Hi All
Interesting read from the mailing list;
http://lists.opensuse.org/opensuse/2009-12/msg00564.html
http://ubuntuforums.org/showthread.php?t=1349678
Probably a reminder to those who use alien to convert to rpm…
–
Cheers Malcolm °¿° (Linux Counter #276890)
SUSE Linux Enterprise Desktop 11 (x86_64) Kernel 2.6.27.39-0.3-default
up 5 days 6:54, 5 users, load average: 0.52, 0.34, 0.24
GPU GeForce 8600 GTS Silent - CUDA Driver Version: 190.18
interesting, probably a scriptkiddie trying to be a l33t haxx0r and ddos attacker or phisher 
nevertheless, people should double-check what they download, even on sites they trust
Well why do you think I get most of my .debs from Ubuntu or getdeb?
Sometimes a PPA
It’s a bad idea to allow pure content to be distributed in a DEB or for that matter a RPM format that carries executable scripts. Same problem as with macros in word documents. They should only allow tarballs or zip files or whatever, but not something that could run a command behind the user’s back.
What and force source code?
No its not the answer, as source code can be corrupt too.

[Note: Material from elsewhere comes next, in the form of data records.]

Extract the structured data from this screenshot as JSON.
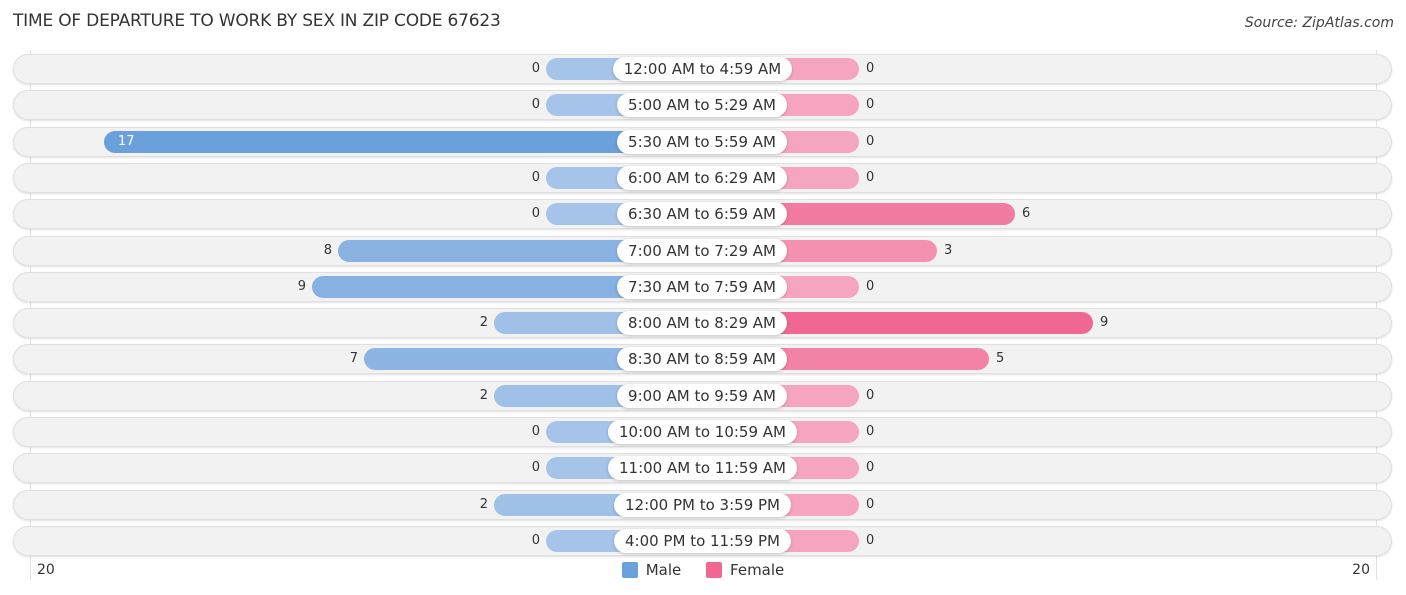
{
  "header": {
    "title": "TIME OF DEPARTURE TO WORK BY SEX IN ZIP CODE 67623",
    "source": "Source: ZipAtlas.com"
  },
  "colors": {
    "male": "#6aa0dc",
    "male_light": "#a6c4e9",
    "female": "#f06892",
    "female_light": "#f6a5c0"
  },
  "chart_data": {
    "type": "bar",
    "orientation": "horizontal-diverging",
    "title": "TIME OF DEPARTURE TO WORK BY SEX IN ZIP CODE 67623",
    "xlabel": "",
    "ylabel": "",
    "xlim": [
      -20,
      20
    ],
    "axis_tick_labels": {
      "left": "20",
      "right": "20"
    },
    "legend": {
      "position": "bottom-center",
      "entries": [
        "Male",
        "Female"
      ]
    },
    "categories": [
      "12:00 AM to 4:59 AM",
      "5:00 AM to 5:29 AM",
      "5:30 AM to 5:59 AM",
      "6:00 AM to 6:29 AM",
      "6:30 AM to 6:59 AM",
      "7:00 AM to 7:29 AM",
      "7:30 AM to 7:59 AM",
      "8:00 AM to 8:29 AM",
      "8:30 AM to 8:59 AM",
      "9:00 AM to 9:59 AM",
      "10:00 AM to 10:59 AM",
      "11:00 AM to 11:59 AM",
      "12:00 PM to 3:59 PM",
      "4:00 PM to 11:59 PM"
    ],
    "series": [
      {
        "name": "Male",
        "values": [
          0,
          0,
          17,
          0,
          0,
          8,
          9,
          2,
          7,
          2,
          0,
          0,
          2,
          0
        ]
      },
      {
        "name": "Female",
        "values": [
          0,
          0,
          0,
          0,
          6,
          3,
          0,
          9,
          5,
          0,
          0,
          0,
          0,
          0
        ]
      }
    ]
  }
}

What is better needed is more management over on the various xlook and opendesktop websites
The packages at the site in question are themes, just images. No problems with distributing PNGs and JPGs. I said nothing about program packages, you jumped to your conclusion.
I agree !
For pure content (ie data such as image files) it makes no sense to include in a packaged .deb or packaged .rpm. Doing so just invites security risks and there is NO benefit from packaging them.
Having stated that, was not the malicioius script supposed to offer some sort of waterfall screen saver (ie offer more than just pure data content) ? (and hence by such an offer trick users into thinking an executeable was needed to run the screensaver).
Even a tarball can have problem of over-writing files.
The problem is not “they use .deb or .rpm” but that the packages aren’t signed, and can be uploaded by non-reputable sources. Exactly the same problem Flash has on user contributed contents sites.
So I shall disagree, it does make sense to package up data files, even if they do not require executables. Extra themes may be provided in seperate package, for those to install who are interested.
Sometimes data, requires actions on a system once it’s installed, perhaps menu generation, or alternative configuration.
If you say only executable programs should benefit from easy removal, updates and tracking provided by package managers, I think you’re being too restrictive and causing inconvenience to end users.
Furthermore very often “data files” have ways to invoke interpreter’s or actions in programs, so there’s no way out but to sandbox things from untrusted sources.
A tarball or a zip file doesn’t have to be unpacked by tar or unzip. An installer program can read the format and guard against putting files in undesirable locations. It’s simply a packaging format.
Whereas rpm and dpkg are effectively interpreters and you have the same problem that plagues Windows, idiots happily click through and install dodads from anywhere no matter that the system screams this package is signed by an unknown party.
If the application (installing a theme) does not require script interpretation, it is more prudent to leave it out. There is precedent for this; some themes are bundled as archive files and can be just dropped in place without unpacking. Or the final application does any necessary unpacking.